Ich habe als Zeitungs-Korrespondent Politiker, Kanzler, Bundespräsidenten, Minister auf ihren Reisen begleiten dürfen. Wer in Europa unterwegs ist, wird sehr oft mit geschichtlichen Ereignissen konfrontiert, kaum ein Land, das von den Nazis nicht überfallen wurde, Städte wie Rotterdam und Warschau, um nur zwei zu nennen, die schwer zerstört wurden. Wir haben das Konzentrationslager in Auschwitz besucht, die Vernichtungsstätten der Nazis in Treblinka, sahen die Bilder des Grauens in Mauthausen, ich sah mit Schrecken, wie Kabelträger von Fernsehanstalten über die Gräber von Theresienstadt stolperten, habe mit Holocaust-Überlebenden gesprochen. Am 29. April 1945 wurde das KZ Dachau von den Amerikanern befreit, es war das erste KZ, das Himmler einst eröffnen ließ und das letzte, das befreit wurde. In wenigen Tagen wird dieser Befreiung gedacht in München und Umgebung. Übrigens: München, das schöne München, war einst die Hauptstadt der braunen Bewegung. Schlimm, ja. Und unter diese Geschichte wollen wir einen Schlussstrich ziehen, also vergessen machen, was Deutsche anderen Menschen angetan haben?
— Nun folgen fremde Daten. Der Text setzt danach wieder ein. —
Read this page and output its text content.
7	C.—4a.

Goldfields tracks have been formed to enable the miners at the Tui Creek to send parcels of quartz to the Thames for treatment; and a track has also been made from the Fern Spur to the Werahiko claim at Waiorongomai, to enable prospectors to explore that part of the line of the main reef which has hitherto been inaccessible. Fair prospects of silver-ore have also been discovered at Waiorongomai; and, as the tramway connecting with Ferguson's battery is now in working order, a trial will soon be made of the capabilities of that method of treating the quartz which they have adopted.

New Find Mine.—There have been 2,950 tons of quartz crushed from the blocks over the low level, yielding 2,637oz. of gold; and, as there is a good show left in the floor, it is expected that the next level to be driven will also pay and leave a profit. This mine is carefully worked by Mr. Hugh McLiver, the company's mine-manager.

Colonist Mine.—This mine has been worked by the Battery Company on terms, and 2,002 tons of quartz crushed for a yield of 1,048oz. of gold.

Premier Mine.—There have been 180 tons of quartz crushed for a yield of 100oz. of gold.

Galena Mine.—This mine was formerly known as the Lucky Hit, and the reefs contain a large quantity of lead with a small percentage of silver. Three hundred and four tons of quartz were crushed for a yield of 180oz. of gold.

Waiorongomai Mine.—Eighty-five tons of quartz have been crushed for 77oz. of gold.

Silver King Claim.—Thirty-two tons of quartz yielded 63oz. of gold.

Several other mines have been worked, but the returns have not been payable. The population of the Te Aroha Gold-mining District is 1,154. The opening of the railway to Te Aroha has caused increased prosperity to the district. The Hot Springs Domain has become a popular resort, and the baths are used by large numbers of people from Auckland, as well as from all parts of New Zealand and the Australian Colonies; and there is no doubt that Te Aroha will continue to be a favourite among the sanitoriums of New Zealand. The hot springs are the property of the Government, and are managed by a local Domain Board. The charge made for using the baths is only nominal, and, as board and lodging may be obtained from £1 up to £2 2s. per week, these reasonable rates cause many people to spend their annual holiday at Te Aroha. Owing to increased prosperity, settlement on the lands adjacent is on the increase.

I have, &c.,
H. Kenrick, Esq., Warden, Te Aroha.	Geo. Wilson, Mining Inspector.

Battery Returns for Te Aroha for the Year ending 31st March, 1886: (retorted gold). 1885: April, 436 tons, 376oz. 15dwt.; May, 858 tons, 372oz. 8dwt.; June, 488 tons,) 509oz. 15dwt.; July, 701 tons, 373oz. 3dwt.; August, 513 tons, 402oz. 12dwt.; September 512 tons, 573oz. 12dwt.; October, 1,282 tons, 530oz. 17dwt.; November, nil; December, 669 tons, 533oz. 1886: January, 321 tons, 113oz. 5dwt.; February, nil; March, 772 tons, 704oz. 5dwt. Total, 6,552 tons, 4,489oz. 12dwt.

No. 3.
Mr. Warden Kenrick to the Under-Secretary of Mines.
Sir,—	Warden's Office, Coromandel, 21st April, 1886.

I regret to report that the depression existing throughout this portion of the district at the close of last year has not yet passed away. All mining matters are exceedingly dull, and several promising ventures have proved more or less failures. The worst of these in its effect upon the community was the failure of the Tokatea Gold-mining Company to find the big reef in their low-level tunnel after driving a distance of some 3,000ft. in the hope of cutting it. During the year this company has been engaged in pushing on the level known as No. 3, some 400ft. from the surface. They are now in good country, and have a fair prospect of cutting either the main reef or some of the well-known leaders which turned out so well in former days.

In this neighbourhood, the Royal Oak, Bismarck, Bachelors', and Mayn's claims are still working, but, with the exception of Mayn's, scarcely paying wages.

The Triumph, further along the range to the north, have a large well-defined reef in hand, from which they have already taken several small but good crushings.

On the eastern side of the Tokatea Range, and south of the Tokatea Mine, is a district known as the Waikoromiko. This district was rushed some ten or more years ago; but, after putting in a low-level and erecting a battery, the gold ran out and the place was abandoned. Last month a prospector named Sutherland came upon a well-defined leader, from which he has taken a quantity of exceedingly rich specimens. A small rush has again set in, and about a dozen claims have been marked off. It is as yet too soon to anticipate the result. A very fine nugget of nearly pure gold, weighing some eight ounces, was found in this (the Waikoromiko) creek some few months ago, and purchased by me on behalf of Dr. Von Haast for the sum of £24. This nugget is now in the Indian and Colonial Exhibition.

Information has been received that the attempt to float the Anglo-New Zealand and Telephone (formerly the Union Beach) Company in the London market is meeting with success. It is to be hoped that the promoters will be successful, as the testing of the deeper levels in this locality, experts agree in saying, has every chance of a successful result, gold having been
Damit das nicht vergessen wird: Deutschland hat Polen überfallen, Deutschland hat die Sowjetunion überfallen und einen Vernichtungskrieg geführt mit dem Ziel, die Untermenschen zu ermorden. Allein 27 Millionen Russen fanden den Tod, als Soldaten und als Zivilisten.
Nein, das Feld darf man nicht den Neonazis überlassen. Es ist Teil unserer Geschichte. Wie der Holocaust. Und das Existenzrechts Israels.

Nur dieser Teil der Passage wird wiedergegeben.